So ist der Natur Lauf. Und er wird schon recht sein. Sobald die einen gehen, kommen immer gleich die anderen nach.

Die Bäume, die um so viele Geheimnisse der Menschen wissen, wurden abwechselnd grün und kahl und wuchsen so lange gen Himmel empor, bis die Bauern mit ihren Äxten erschienen und sie fällten. Und es waren ganz gewiß dieselben Bauern, die unter ihren Ästen sich am Wunder der Liebe berauschten. Und es waren wohl dieselben Bäuerinnen, die jetzt das Holz dieser gütigen Bäume in ihren schwarzen, ewig rauchenden Öfen verbrannten und dazu mit zahnlosem, schadhaftem Munde unendliche Wiegenlieder sangen. Ja, so ist der Lauf der Zeit.

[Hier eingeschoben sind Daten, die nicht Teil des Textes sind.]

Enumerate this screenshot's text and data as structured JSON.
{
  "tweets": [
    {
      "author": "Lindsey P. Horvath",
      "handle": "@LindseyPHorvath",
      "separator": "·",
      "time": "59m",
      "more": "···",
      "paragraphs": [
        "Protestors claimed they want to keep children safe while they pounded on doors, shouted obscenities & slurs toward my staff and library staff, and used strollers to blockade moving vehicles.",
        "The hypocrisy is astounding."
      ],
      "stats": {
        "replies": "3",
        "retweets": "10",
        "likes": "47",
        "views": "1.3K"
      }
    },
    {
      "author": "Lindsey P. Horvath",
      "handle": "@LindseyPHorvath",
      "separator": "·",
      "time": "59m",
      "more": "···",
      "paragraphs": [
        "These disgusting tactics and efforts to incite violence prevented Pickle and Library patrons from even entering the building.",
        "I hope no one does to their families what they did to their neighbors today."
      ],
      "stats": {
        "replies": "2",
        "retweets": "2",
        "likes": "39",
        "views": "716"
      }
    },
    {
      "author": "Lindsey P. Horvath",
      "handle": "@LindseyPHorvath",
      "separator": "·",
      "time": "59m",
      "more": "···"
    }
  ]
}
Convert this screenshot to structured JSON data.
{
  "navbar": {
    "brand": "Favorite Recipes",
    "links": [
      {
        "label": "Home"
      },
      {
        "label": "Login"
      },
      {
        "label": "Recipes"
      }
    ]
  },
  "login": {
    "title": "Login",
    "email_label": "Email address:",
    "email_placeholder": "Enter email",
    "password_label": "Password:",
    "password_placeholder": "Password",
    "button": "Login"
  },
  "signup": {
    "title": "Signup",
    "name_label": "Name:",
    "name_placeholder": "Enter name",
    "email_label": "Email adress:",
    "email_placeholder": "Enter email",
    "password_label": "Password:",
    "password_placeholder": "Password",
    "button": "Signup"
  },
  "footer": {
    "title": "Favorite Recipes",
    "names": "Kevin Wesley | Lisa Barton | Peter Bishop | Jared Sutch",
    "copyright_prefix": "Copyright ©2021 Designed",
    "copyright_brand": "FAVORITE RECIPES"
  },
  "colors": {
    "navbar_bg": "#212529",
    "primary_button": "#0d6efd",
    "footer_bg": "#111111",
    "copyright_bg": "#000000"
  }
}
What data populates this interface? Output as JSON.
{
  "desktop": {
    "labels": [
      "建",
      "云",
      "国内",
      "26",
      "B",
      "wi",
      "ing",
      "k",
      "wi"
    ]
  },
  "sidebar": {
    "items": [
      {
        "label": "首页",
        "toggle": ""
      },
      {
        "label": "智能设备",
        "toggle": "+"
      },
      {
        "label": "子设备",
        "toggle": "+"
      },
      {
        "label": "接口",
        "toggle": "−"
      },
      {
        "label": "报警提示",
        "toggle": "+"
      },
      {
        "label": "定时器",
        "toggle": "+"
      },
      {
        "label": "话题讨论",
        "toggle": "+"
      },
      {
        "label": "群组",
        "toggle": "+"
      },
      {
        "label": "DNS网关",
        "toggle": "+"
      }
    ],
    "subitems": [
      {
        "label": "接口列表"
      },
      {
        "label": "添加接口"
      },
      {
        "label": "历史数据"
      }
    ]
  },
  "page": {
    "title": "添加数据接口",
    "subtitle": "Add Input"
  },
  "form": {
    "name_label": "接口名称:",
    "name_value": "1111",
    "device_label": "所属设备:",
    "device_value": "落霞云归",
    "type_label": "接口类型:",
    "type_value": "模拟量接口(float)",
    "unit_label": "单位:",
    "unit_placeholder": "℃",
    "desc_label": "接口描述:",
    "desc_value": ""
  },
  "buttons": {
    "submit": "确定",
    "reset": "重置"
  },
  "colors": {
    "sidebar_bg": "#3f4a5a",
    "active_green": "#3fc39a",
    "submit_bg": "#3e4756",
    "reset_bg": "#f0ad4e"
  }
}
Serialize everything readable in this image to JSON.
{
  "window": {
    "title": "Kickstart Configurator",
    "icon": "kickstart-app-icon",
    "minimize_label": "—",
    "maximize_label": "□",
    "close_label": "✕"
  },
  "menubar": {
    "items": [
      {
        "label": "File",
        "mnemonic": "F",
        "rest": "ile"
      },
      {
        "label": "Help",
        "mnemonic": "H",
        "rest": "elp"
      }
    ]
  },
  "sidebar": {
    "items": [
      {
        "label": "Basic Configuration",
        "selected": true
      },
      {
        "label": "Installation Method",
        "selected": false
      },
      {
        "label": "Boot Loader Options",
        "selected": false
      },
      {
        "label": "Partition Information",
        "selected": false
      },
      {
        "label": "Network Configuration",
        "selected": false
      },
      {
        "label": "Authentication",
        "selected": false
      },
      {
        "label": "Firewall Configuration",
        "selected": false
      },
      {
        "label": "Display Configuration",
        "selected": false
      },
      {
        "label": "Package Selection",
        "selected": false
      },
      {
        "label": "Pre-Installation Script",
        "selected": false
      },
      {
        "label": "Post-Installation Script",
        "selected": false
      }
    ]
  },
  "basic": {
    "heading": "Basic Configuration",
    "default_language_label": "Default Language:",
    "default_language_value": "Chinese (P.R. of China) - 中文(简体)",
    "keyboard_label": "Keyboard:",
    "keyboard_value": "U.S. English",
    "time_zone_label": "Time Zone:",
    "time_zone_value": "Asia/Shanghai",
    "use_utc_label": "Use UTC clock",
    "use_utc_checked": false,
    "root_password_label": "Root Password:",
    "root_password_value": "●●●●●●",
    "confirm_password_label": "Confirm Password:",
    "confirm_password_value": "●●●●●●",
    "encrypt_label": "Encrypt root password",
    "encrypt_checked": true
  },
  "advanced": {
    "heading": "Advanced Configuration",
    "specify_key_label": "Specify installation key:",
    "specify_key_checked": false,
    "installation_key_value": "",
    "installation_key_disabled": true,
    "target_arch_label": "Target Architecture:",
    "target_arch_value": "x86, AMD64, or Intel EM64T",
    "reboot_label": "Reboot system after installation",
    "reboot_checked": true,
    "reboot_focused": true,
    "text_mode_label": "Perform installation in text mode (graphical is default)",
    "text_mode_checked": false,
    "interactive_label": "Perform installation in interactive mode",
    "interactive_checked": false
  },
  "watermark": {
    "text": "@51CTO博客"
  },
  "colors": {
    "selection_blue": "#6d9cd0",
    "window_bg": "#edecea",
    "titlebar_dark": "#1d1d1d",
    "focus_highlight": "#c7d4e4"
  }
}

Und auch dieses wird wohl nur ein Spiel der Götter sein. Man darf dagegen nichts einwenden. Man kann höchstens ein paar Schritte zur Seite treten und dieses Spiel mit Trauer oder Spott betrachten ...

Aber dann kam also Halstein, der braune Zigeuner mit seiner Fiedel und seinen schwarzen buschigen Brauen. Er kam mit seinem blassen Kameraden, der Jan hieß. Der Himmel mag wissen, woher diese beiden eigentlich kamen. Sie trieben einfach so aus der Ferne herein, wie jene braune Eiderente im abendlichen Fjordwasser. Sie suchten ein Nachtlager auf dem Herrenhofe von Lisät ...

Damals lebte Frau Dagmar noch, Herrn Eivinds kleine, süße, verwunderlich zarte Frau Dagmar. Damals leitete Oswald noch den Betrieb auf dem großen Hof. Oswald hatte den Befehl über Knechte und Mägde und regierte in Scheune und Stall, in Wald und Feld. Oswald war Knecht, der erste unter den Knechten; aber nichts weiter. Es hieß, er sei in seine junge Herrin verliebt gewesen.

Ei, es ging ja von jeher ein wenig sonderbar zu auf Lisät.

An jenem Herbstabend war Herr Eivind fortgereist. Herr Eivind war mit seinem großen Hausboot und vier Mann in die Stadt gesegelt. Herr Eivind, ein Offizier mit Säbel und Epauletten, ein stolzer Mann mit rotem Bart und breiter Brust und einer Reitpeitsche mit schwerem Silberknopf. Er maß sechs und einen halben Fuß ...

Herr Eivind brachte ein schillerndes junges Weib in die Stadt zurück. Signe. Man sagt, Herr Eivind habe im Sommer das Weib Signe zur Unterhaltung seiner Frau nach Lisät eingeladen. Aber bald kam es allerdings anders.

Ja, dann kam es so, daß Herr Eivind sich selber sehr viel mit Signe unterhielt, denn Signe war groß und üppig, mit feuchten Augen und sündigem Tau auf den Lippen; und ihre Stimme hatte einen tiefen, schwingenden Harfenton. Signe war eine schillernde Schönheit, ruhig und sicher in ihren Bewegungen und mit Sinnenlust geladen. Herr Eivind konnte nicht widerstehen, er mußte unterliegen.

Weil Herr Eivind in die Stadt gesegelt war, blieb Frau Dagmar in jenen Tagen allein im großen alten Haus von Lisät zurück. Sie litt keine Not. Nein, sie litt durchaus keinen Mangel, und wenn es gar zu still wurde in ihren Stuben, spielte sie auf ihrem Flügel und sang und dachte immerfort an das kleine Wesen, das in ihrem Leibe entstehen sollte. War das denn nicht schon sehr viel? Und hatte sie im übrigen nicht Oswald, den treuen Knecht, der vor ihrer Tür wachte und hager und mager wurde vor Liebe und Anbetung?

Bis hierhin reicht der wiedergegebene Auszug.